SAP functionality can relieve the pinch of your procurement group’s rationalisation

 

StevenFreemantle2.JPGReducing costs is a common survival strategy for organisations to employ. But, as the economic situation deteriorates, what started as a doing away with coffee, printing paper or non-essential spares becomes organisational restructuring, which may translate into job cuts. Purchasing departments have not been spared the distress of this kind of cost management, yet are still required to maintain (strategically) the service levels needed to keep customers satisfied.

Having seen many forms of cost reduction over the years (as an advisor in SAP supply chain optimisation), Steven Freemantle notes that staff reductions are seen as an accepted, albeit hugely disruptive, strategy to weather the storms of uncertain economic times, and like many strategies, there is often a disconnect between strategic intent and the day-to-day tactical activities.

“Staff are often thrust into new or different supply chain roles where they quickly become overloaded, however, if you run SAP this kind of painful organisational change can be soothed in many ways – there are SAP tools to effectively do 2, 3 or 4 people’s jobs,” says Freemantle, from SweetThorn Thought Leadership, in this month’s SmartProcurement.

Five questions need to be asked once a staff rationalisation strategy has been finalised. Armed with the answers, procurement and supply chain managers will have a starting point to ensure that they are able to meet other strategy imperatives with a diminished team.
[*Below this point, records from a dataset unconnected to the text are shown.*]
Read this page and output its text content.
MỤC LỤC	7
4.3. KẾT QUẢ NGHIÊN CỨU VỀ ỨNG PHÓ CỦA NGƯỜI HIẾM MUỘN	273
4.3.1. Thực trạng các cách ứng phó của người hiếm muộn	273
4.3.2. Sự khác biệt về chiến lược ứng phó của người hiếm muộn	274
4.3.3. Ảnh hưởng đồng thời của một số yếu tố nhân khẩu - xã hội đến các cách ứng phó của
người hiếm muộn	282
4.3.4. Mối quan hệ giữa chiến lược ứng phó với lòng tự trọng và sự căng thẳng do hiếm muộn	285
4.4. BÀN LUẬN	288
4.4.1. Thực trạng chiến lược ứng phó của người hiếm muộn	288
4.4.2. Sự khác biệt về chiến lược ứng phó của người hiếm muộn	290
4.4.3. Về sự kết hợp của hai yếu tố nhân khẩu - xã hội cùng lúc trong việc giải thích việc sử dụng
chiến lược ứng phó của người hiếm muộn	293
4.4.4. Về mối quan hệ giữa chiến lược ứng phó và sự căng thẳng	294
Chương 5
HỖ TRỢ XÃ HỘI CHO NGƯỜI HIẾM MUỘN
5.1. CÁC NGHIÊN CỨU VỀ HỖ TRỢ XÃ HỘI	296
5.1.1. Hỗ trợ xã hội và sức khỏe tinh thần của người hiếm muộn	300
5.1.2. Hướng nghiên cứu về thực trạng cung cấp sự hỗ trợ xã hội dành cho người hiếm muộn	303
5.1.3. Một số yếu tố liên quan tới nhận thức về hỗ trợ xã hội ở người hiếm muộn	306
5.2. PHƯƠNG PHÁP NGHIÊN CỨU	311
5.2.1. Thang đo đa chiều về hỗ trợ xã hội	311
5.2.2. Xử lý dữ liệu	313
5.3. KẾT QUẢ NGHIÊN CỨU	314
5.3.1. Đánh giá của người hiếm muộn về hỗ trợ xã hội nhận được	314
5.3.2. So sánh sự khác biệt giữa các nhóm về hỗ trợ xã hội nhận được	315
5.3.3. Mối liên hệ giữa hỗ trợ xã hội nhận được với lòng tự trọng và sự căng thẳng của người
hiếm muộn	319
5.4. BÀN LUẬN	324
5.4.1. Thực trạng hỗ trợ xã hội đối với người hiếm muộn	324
Leadership must use information from SAP to answer the following questions:

1. Do my people have the capability to fulfil their functions?

2. Do my people have the capacity to fulfil their functions?

3. Do my people care enough to fulfil their functions?

4. Is there someone upstream or downstream of my people who does not care, or does not have the capability or capacity to do what is expected?

5. If I am not happy with the answers to these questions, how do I fix the problem?

If you have been live on SAP for more than six months, you can easily answer these questions with fact, not just opinion. You will need these facts to make sure the remedies you implement bring about the desired outcome. “Too many companies I engage with have too many opinions and too little fact,” says Freemantle.

There are many standard reports that will give you the information you need, but the departure point is supply chain exception monitoring – your existing SAP tools that will tell you whether the required tactical execution is or is not happening. Supply chain exception monitoring is part of SAP’s standard supply chain management reporting suite that you have owned since you went live, and will tell you whether buyers are successfully keeping demand and supply in balance. It gives managers insights into the quality of supply.

You will also need to check the quality of demand signals under normal circumstances: procurement is often the victim of poor planning and forecasting from sales, production and maintenance. Rest assured that your internal customers were not spared the pain of staff streamlining and may also be unable to keep up with the workload to meet the objectives of their departments’ strategies. They too have stock-standard exception monitors in their functional areas that will give insights into the five questions mentioned above.

Once these questions have been answered you can begin further education, training and change management interventions to better manage the unsettling changes brought about by organisational restructuring and staff rationalisation. Not the cookie-cutter kind of change intervention you are used to, but the kind that satisfies the uniqueness of your people’s circumstances, and will equip them to meet all of your organisation’s strategic intentions.

By implication, the time for traditional training and change management is over (aside from the fact that there just isn’t budget for it). You will need to answer the five questions above so that you can understand some of the people-related causes behind the perceived poor performance of the supply chain. Either buyers, planners or inventory controllers are unable to use SAP to do their jobs; are swamped; or are demoralised. Or, there is a person somewhere else in the value chain who is in a similar circumstance.

And so your interventions must use data to address morale, better understand constraints and plan appropriate and cost-effective remedies in order to alleviate pressure of job cuts. If you use data, you will be able to measure the success of the interventions specifically designed to work through the aftermath of retrenchments.

While there is a glimmer of light, Analysts state that there will be little respite from cost sensitivity for some time. Now, more than ever before, is the time to start using what you already own, but it will require a dramatic change in your SAP culture, and dramatically different ways of engaging your procurement, planning and warehousing staff.